You run out of time. Options are acquisition, shutting down, or pivoting to something VCs care about. Most choose acquisition, selling for $10 million to $30 million if lucky. Founders and early employees make some money. Investors get 2x to 3x. Nobody gets rich. The company never reached its potential because it couldn’t access capital.
This pattern repeats thousands of times per year. Good companies with real customers and revenue die. Not because the businesses are bad, but because they’re not in the mega-round category.
Why VCs Went All In
Venture returns are highly concentrated. A few massive wins generate all the profits. The rest barely matter. If you’re a VC, your incentive is finding the 0.1% of companies worth $10 billion-plus. Everything else is noise.
The data supports concentrating capital. Spreading $100 million across 20 companies at $5 million each gives you 20 shots. Putting $100 million into one company gives you one shot, but if it works, you own a much larger percentage. The maths favours concentration when you believe you can identify winners early.
AI reinforced this. If AI creates trillion-dollar companies, the winners will be worth 10x or 100x previous tech giants. Missing the next OpenAI would be catastrophic for returns. Better to pay up and make sure you’re in. This drives valuations up and makes VCs less willing to bet on unproven founders.
VCs shifted from portfolio diversification to concentrated bets. They write fewer, larger cheques to companies they’re highly confident in. This leaves less capital for everyone else.
The Death of the Middle
Series A worked when it was $10 million rounds for companies that proved product-market fit and needed capital to scale.

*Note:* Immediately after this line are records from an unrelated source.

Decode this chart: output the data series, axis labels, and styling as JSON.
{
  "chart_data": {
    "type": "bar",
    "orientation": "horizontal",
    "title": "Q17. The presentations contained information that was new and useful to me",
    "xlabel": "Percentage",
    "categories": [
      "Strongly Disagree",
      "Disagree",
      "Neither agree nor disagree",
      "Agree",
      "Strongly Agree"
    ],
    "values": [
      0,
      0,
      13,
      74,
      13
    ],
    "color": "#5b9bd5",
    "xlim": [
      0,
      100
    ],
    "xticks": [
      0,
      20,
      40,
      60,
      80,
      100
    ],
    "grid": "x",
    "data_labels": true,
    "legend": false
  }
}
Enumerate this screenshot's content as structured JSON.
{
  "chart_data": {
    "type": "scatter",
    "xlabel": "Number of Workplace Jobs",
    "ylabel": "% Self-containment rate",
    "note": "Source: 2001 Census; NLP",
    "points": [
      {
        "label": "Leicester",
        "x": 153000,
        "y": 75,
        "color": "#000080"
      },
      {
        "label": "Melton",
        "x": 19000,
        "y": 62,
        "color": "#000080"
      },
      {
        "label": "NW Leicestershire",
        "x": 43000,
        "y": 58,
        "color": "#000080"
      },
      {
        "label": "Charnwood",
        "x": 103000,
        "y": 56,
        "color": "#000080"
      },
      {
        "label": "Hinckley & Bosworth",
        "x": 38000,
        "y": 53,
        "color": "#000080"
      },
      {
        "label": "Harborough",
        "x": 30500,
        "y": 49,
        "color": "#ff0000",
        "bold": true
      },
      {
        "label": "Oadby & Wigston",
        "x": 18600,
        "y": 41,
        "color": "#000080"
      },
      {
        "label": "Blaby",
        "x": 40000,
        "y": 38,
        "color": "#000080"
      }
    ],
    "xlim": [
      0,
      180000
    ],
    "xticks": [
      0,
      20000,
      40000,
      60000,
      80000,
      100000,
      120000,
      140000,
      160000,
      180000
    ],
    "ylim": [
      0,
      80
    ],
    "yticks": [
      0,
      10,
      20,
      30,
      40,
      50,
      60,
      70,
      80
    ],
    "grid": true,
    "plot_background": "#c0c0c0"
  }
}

It doesn’t work when it’s $200 million rounds for PowerPoint decks from famous founders competing with $8 million rounds for companies generating real revenue. The traditional middle ground disappeared.
You’re either in the winner’s circle raising mega-rounds, or you’re fighting for scraps that barely move the needle. The funding model that built the startup ecosystem for 30 years is dead. What replaces it isn’t clear yet. Probably more concentration, more mega-rounds, more first-time founders shut out.
The winners will win bigger. Everyone else will struggle to survive. That’s Series A funding in 2026.